Nach unserem wirklich netten Zwischenstopp bei der Kneipe kamen wir wirklich gut ohne weitere Vorkommnisse voran, nur dass es mittlerweile wie aus Kannen schüttete und wir mit Steigungen zu kämpfen hatten, bei denen es mitten in der Nacht all unsere Kräfte erforderte, diese zu überwinden. Wir waren sogar zweimal gezwungen Anhänger und Tandem einzeln hochzuquälen, weil es anders nicht möglich gewesen wäre.

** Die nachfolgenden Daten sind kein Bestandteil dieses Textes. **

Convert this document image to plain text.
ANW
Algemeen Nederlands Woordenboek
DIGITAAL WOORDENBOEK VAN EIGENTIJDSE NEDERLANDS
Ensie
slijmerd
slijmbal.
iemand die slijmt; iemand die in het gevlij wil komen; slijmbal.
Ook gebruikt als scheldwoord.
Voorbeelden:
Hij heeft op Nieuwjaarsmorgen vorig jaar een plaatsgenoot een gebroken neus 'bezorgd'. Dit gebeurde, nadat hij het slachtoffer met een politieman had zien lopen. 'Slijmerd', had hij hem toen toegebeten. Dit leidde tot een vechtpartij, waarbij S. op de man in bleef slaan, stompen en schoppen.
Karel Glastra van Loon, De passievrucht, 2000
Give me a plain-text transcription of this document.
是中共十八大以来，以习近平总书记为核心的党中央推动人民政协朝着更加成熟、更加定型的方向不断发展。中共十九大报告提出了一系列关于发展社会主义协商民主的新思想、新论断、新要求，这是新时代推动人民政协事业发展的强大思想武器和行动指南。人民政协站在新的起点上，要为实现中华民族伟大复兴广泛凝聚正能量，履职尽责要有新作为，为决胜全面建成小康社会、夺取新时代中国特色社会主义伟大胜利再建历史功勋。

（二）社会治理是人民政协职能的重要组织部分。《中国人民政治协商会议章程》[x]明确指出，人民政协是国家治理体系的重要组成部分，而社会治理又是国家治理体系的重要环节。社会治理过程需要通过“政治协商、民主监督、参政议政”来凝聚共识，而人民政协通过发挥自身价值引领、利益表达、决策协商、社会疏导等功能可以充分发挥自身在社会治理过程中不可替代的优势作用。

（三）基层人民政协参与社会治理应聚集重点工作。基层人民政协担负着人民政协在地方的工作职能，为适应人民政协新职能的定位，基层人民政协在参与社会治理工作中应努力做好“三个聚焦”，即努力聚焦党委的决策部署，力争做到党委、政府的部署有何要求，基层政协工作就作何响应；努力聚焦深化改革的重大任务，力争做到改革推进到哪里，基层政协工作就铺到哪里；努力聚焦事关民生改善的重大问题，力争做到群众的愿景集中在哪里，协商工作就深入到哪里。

Mit all unserer Kraft, bei strömendem Regen überwinden wir sogar die schlimmsten Steigungen in der Nacht

Es war schon fast Ein Uhr Nachts, als wir eine nervige Passage direkt an der Elbe passieren mussten, die wir nur im Schritttempo fuhren. Überall hatten die Wurzeln der Bäume Bodenwellen verursacht, um sich ihren Teil zurückzuerkämpfen. Trotz der Langsamkeit war es aber aufgrund des stetigen Regens und der Dunkelheit unmöglich das folgende zu vermeiden. Plötzlich gab es ein sehr bedenkliches Geräusch, dass uns sofort anhalten ließ und als wir begriffen, was das pschffffffff bedeutet, sahen wir den Salat. Wir waren durch ein mit Wasser gefülltes Schlagloch mit dem linken Reifen des Anhängers gefahren, dessen Scharfe Kannten, trotz der Langsamkeit ausreichten, den nächsten und hoffentlich letzten „Worstcase“ zu verursachen: Einen Platten vom Feinsten. Ich meine, muss das sein? Warum?!!! Reicht denn eine gerissene Kette noch nicht für diesen Tag, Starkregen und zwei mal sich verfahren zu haben? Wie flickt man denn bitte mitten in einer regnerischen Nacht einen Reifen?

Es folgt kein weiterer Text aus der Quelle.